I wish I could get a quick degree in neuroscience. I wish I could stand side by side with a neuroscientist and watch learners brains under a variety of test cases – lots of learners, where we could do statistical analysis on inquiry-based learning, game-based learning, teaching to the test, everything we can think of…and watch the synapses fire (or not).
I have been at several talks lately where the slides come up showing all the areas of a brain that glow when a player is in flow. Jesse Schell spoke at G4C about how we need to keep many parts of our brain active or they get “itchy” and will wander off and get distracted if we don’t keep them satisfied. This is why, he explains, even though one might think that while driving a car the last thing we need is a distraction like music or audio books, that in fact it helps our brain not wander off completely.
What also makes complete sense to me now is why my best leaps of innovation come in while gardening or often in the shower. While taking care of the daily ritual of showering that I have completed for more decades than I care to admit, my body and reflexive parts of my brain are on auto-pilot and other parts of my brain are in a relaxed but fruitful state of processing. I will often have a sheer moment of brilliance in the shower – coming up with a perfect next step to a nagging problem or a great “why not do such-and-such ?” just out of the blue…and then not remember if I had washed my hair or not. I’ve conceived major projects in my head while splitting hostas or pulling weeds.I think much more clearly away from my desk.

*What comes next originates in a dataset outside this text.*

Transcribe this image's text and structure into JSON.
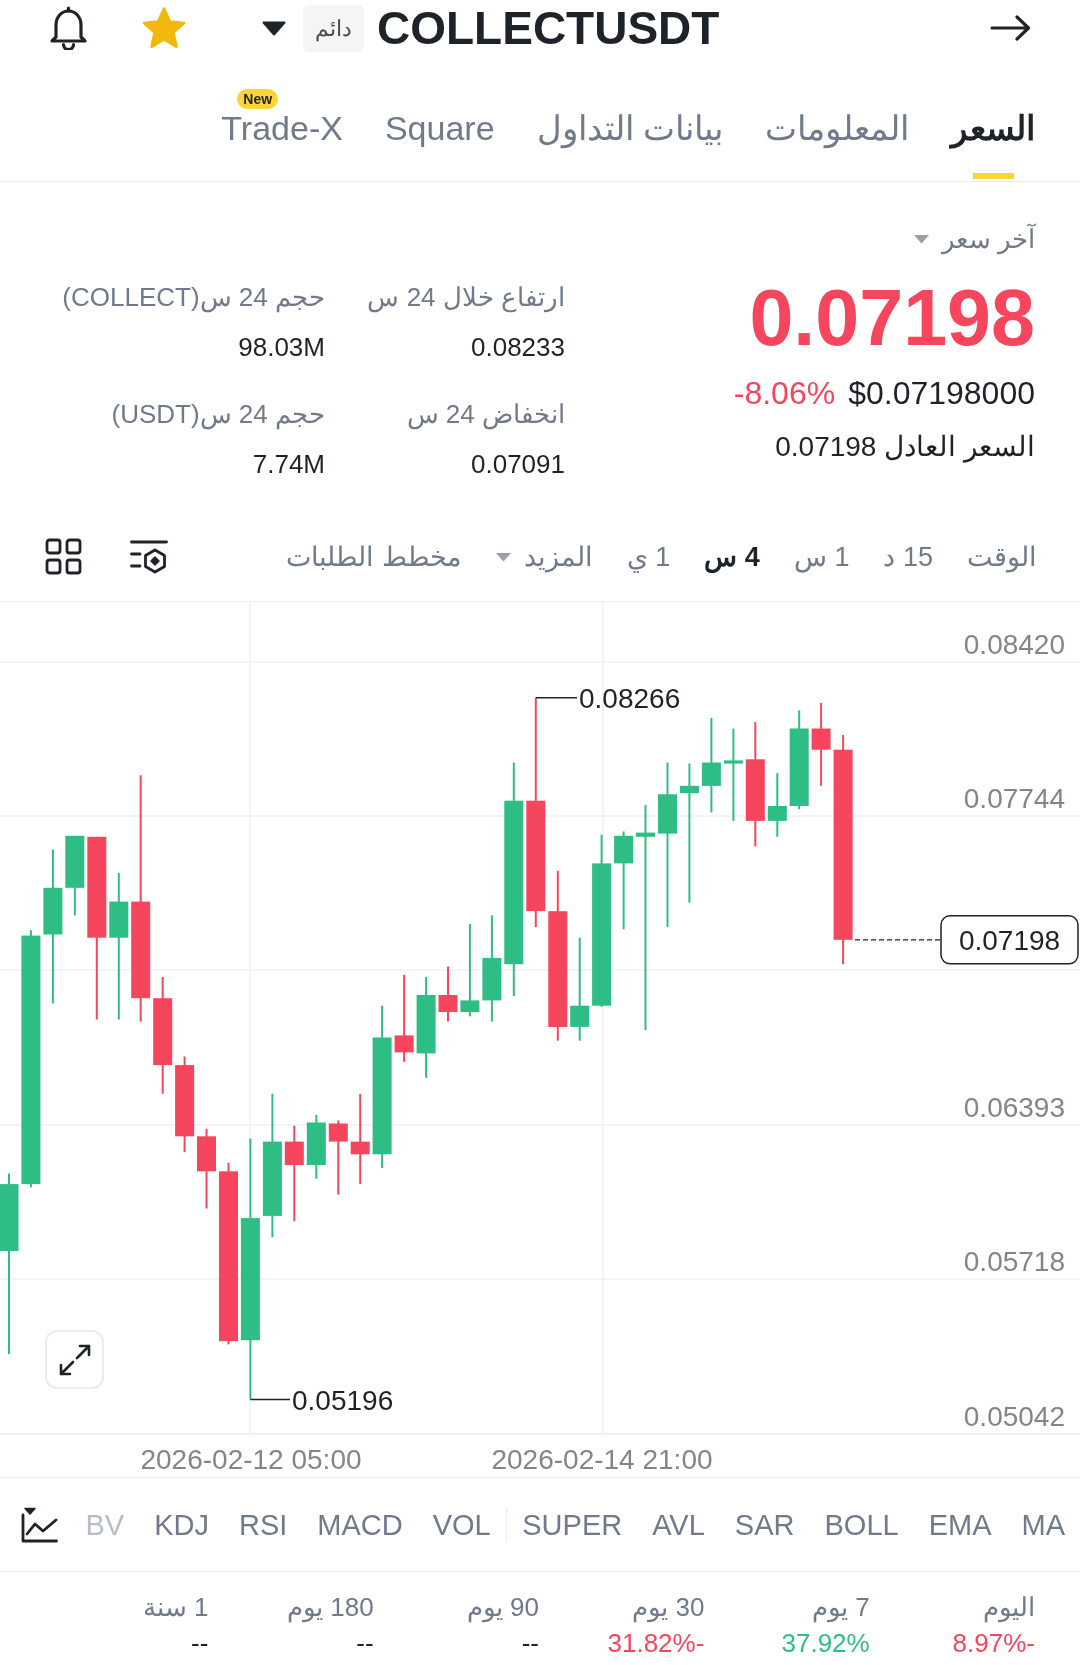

I don’t have the neuroscience terminology at hand, but I am coming to understand from the talks I hear that it is not the activity in one range of the brain (or of one certain stimulus or set of practices and behavior) that lends itself to innovation and creative leaps – it is when the brain is in flow and providing the environment for knowledge and ideas to become fluid and connect with one another. There is so much to learn from neural research that might blow the doors off everything we think in learning sciences – and even more, once we think we know what learning is and how it works, it could just change before we know it.